Leserbrief zur FN-Berichterstattung über die Frankenbahn.
Mit Interesse habe ich, Schaffner bei der Frankenbahn, in den letzen Wochen die FN-Berichte über die Bahnübergänge in Grünsfeld und Zimmern verfolgt. Wir Eisenbahner können sehr gut verstehen, dass unsere Vorschriften, die wir beim Passieren eines offenen oder gestörten Bahnübergangs befolgen müssen, die Anwohner in Grünsfeld und Zimmern stört. Insbesondere das Hupen ist für die Anwohner sehr nervig.
Was ich persönlich und viele meiner Kollegen nicht nachvollziehen können, ist das Meckern über uns Zugpersonal.
Ich persönlich habe es nicht nur einmal erlebt, dass der Zug an dem offenen Bahnübergang in Zimmern steht, der Lokführer hupt und trotzdem vor uns mehrere Autos über die Gleise fahren. Wenn es ernst wird, ist der Zug mit über 160 Tonnen immer stärker. Die Regeln der Straßenverkehrsordnung haben anschneidend viele vergessen. Der Zug hat immer Vorfahrt. Was ich auch nicht nachvollziehen kann, ist die Empörung darüber, dass sich die Instandsetzung der Bahnübergänge jetzt ein Jahr oder länger hinzieht.
Alle 16 Landesverkehrsminister, alle Bürgermeister mit Bahn-Anschluss und alle Bundesverkehrsminister haben die letzten 20 Jahre nur zugeschaut wie Deutschland seine Bahn kaputt gespart hat. Die BRD gibt heute noch weniger (pro Einwohner) für die Erhaltung des Schienennetzes aus als Österreich.
Als 2019 der Tunnel in Wittighausen komplett saniert wurde, haben alle Eisenbahner sich dafür ausgesprochen, gleichzeitig auch noch dringende Arbeiten entlang der Strecke durchzuführen. Zum Beispiel die Sanierung der Bahnsteige in Zimmern, Wittighausen, Grünsfeld und Gerlachsheim. Dies wurde damals von den Gemeinden abgelehnt, da diese etwas dazu zahlen hätten müssen.

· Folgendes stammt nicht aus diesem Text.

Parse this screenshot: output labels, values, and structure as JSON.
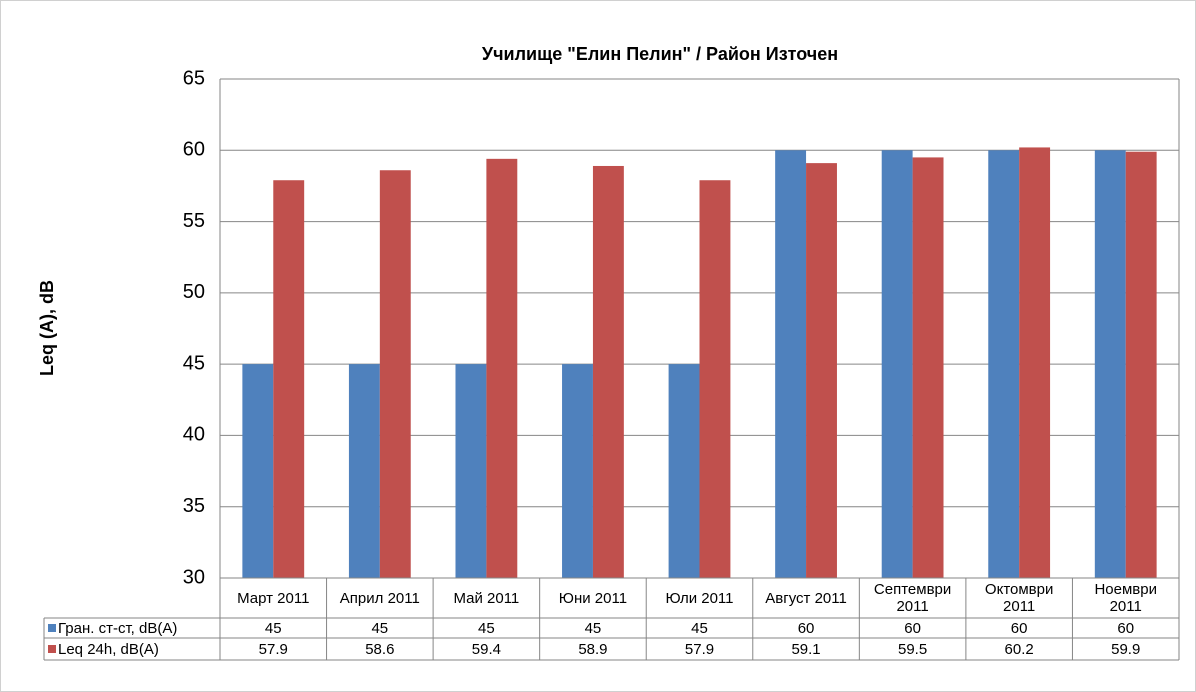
{
  "chart_data": {
    "type": "bar",
    "title": "Училище \"Елин Пелин\" / Район Източен",
    "y_label": "Leq (A), dB",
    "categories": [
      "Март 2011",
      "Април 2011",
      "Май 2011",
      "Юни 2011",
      "Юли 2011",
      "Август 2011",
      "Септември 2011",
      "Октомври 2011",
      "Ноември 2011"
    ],
    "series": [
      {
        "name": "Гран. ст-ст, dB(A)",
        "color": "#4f81bd",
        "values": [
          45,
          45,
          45,
          45,
          45,
          60,
          60,
          60,
          60
        ]
      },
      {
        "name": "Leq 24h, dB(A)",
        "color": "#c0504d",
        "values": [
          57.9,
          58.6,
          59.4,
          58.9,
          57.9,
          59.1,
          59.5,
          60.2,
          59.9
        ]
      }
    ],
    "ylim": [
      30,
      65
    ],
    "yticks": [
      30,
      35,
      40,
      45,
      50,
      55,
      60,
      65
    ],
    "grid": true
  }
}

Heute wird in Ihrer Zeitung wieder eine Komplettsperrung der Strecke gefordert, um diese grundlegend in Stand setzen zu können. Dies wird nicht passieren. Selbst wenn das Geld dafür da ist und auch die Bereitschaft von DB-Netze: Der Fachkräftemangel bei der Bahn ist größer als Sie sich vorstellen können. Die Menschen, die diese Arbeiten ausführen würden, sind einfach nicht da. Auch würde ich gerne mal wissen, was die Anwohner und Pendler sagen würden, wenn die Strecke ein halbes Jahr oder länger gesperrt wäre und rund um die Uhr, sieben Tage die Woche, gearbeitet würde. Als 2013 das Stellwerk Mainz über Wochen nicht besetzt war, hat sich die ganze Republik aufgeragt. Heute ist Mainz überall.
In Neckargemünd ist das Stellwerk nun schon über Wochen von 22 bis 4.30 nicht besetzt. In dieser Zeit können ab Mosbach-Neckarelz oder Sinsheim nach Heidelberg keine Züge fahren. Auch keine Güterzüge nach Mannheim.
In Nordhausen (Thüringen) fallen die Züge schon seit Monaten aus, weil die Stellwerke nicht besetzt sind. Jeder, der sich über solche Zustände aufregt, sollte sich fragen, ob er diese Arbeit im Schichtdienst rund um die Uhr an 365 Tagen im Jahr machen würde.
Auch die Sicherungsposten in Grünsfeld und Zimmern müssen rund um die Uhr da sein, Tag und Nacht, egal wie das Wetter ist.
Wir haben einen erheblichen Fachkräftemangel bei der Bahn. Erst wenn die Gesellschaft sich eingesteht, dass es so nicht weitergehen kann, wird sich etwas ändern. Das heißt auch, dass die Gesellschaft weg muss von ihren Sonntagsreden und von den schönen Kosten-Nutzen-Rechnungen. Sie muss endlich handeln, und die Bürger müssen es auch wollen. Solange man lieber Straßen statt Schienen baut, wird es nicht besser. Es wird ehr noch schlimmer.
Auch muss die Gesellschaft begreifen, dass gerade bei dem Fachkräftemangel bei der Bahn diese Arbeiten eben dauern werden. Sie sollte ich aber ernsthaft fragen: Wer ist denn für den Investitionsstau verantwortlich?